E então desesperamos, porque de um lado e de outro,
as casas eram coladas umas nas outras. Lembro de que Lucila não podia
correr. "Ah, meu Deus"! Que seria de nós? Como era muito cedo, não havia
uma porta ou janela aberta para pedirmos proteção ou asilo, naquele
aflitivo momento. Então, me preparei para ser atacado. "Fim de linha",
pensei. Foi aí que vi, num vão, entre duas casinholas, um portão de
ferro, enferrujado. Atravessamos a rua estreita e fomos a ele
lentamente, aterradoramente em
slow motion (por mim, teria voado), mas não podia deixar as
primas e Lucila que, com a bengalinha, se arrastava. Havia uma corrente
e cadeado no portão entre duas casinhas. Só 10 metros nos separavam,
foram os 10 metros mais longos da minha vida, agônicos 10 metros. Rezei
para que pudéssemos entrar ou, puxa vida, estaríamos fritos... Não,
graças a Deus! A corrente não abraçava o portão. Entramos e fechamos
justo no momento que passaram correndo bois, cavalos, cachorros e
boiadeiros. Ufa! Foi por pouco, muito pouco mesmo... Sim, claro, saímos
detrás do portão salvador são e salvos; assustados, mas ilesos e coração
aos pulos.
As manas deram sorte também. Elas estavam sentadas
num banco, na pracinha,minuto antes da boiada passar. Noeme levantou-se
e sugeriu que entrassem no coreto para matar a saudade. Neste crucial
momento passou a boiada e o touro bravo. O coreto foi a salvação delas.
Tudo acontece quando tem que acontecer, esta é a lei.
Concluo, pela enésima vez, que cada qual tem sua hora. Não era nossa
hora. Já pensou em sermos manchete de jornal? "Visitantes rosarenses, em
Rosário, foram atacados por bois..." etc., etc.

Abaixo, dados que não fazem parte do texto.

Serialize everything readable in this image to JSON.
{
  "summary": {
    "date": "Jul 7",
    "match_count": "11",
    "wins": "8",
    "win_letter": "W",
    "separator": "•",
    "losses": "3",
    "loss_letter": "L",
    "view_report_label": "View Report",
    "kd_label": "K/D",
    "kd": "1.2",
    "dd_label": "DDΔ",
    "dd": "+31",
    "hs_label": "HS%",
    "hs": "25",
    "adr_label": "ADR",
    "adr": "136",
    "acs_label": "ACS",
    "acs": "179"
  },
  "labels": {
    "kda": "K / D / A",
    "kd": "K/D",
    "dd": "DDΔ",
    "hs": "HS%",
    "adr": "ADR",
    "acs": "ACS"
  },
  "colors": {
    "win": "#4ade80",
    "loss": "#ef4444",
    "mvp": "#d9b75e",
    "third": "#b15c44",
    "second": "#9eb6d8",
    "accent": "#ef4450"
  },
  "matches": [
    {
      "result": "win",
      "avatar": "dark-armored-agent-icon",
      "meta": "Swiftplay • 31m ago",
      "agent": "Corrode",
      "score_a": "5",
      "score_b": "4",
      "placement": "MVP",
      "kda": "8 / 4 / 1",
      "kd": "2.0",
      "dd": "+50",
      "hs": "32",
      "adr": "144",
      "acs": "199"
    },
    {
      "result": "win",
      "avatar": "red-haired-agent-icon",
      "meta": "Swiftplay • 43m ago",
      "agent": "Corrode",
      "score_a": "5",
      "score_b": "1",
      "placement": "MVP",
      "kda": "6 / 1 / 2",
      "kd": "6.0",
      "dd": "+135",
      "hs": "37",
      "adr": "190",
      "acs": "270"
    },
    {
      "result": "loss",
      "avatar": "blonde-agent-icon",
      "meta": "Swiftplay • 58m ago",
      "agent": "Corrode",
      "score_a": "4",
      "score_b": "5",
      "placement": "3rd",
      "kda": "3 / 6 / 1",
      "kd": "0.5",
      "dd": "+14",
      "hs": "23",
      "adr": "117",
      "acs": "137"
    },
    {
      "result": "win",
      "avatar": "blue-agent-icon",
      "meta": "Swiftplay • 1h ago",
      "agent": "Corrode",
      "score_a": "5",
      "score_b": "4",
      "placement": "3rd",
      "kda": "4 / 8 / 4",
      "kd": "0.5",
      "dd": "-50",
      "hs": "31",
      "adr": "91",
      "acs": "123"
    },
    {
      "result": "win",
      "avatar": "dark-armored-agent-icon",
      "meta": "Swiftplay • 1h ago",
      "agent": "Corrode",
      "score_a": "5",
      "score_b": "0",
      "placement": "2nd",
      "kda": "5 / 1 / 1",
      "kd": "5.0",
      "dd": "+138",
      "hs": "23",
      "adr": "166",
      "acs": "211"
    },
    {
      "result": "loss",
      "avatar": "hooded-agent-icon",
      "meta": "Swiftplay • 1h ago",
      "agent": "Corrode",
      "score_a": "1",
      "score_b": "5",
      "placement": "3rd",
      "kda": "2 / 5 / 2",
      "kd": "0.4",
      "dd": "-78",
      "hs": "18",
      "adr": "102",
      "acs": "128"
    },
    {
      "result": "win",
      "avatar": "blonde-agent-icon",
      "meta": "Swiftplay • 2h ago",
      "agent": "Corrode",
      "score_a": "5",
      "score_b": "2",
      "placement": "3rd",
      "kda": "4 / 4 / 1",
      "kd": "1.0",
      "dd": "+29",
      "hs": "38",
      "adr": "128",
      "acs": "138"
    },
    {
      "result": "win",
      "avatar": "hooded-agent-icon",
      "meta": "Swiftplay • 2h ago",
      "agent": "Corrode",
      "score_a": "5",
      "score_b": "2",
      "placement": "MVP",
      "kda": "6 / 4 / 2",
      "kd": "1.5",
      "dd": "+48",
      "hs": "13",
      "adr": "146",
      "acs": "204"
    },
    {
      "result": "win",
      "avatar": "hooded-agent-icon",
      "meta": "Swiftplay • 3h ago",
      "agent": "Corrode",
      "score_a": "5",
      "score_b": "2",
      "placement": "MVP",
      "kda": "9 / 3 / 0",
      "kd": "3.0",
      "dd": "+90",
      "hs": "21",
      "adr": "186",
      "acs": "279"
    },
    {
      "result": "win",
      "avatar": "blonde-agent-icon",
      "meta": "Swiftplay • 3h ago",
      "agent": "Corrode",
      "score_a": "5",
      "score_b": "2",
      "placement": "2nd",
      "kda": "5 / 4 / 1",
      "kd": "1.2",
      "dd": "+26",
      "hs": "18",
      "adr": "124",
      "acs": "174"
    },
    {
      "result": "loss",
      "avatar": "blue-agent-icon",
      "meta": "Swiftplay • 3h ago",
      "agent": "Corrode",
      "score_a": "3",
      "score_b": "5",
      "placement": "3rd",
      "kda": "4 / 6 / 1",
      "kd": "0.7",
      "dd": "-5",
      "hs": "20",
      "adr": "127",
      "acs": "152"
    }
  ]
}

__ E daí, tudo acabou bem, foi só um susto e que
susto.
__ Mas não acabou ainda. Passaram por nós bois,
cachorros, cavalos e vaqueiros e como bom brasileiro, deduzi que deveria
jogar no bicho. Não joguei, porque detesto este jogo, mas fiz megassena
com números dos animais e o da casa de minha prima, Lucila. Ei-los:
1-6-11-21-25-48.
Nossa Senhora do Rosário deve ter pensado:
"Cara já fiz teu milagre hoje; agora, espere um pouco
tá!"
Se não era dia de ser vítima, também não era dia de
ganhar... Se eu dei sorte na vida, não dei no jogo. Ainda estou pensando
em repetir o palpite. Vamos ver...
Por pouco deixei de rever meu primo Heleno, filho de
Irani, que não vejo há 60 anos. Bom sinal para joga na mega: 60 ou 6.
Faça uma fezinha...
Tentemos porque é semana de meu aniversário.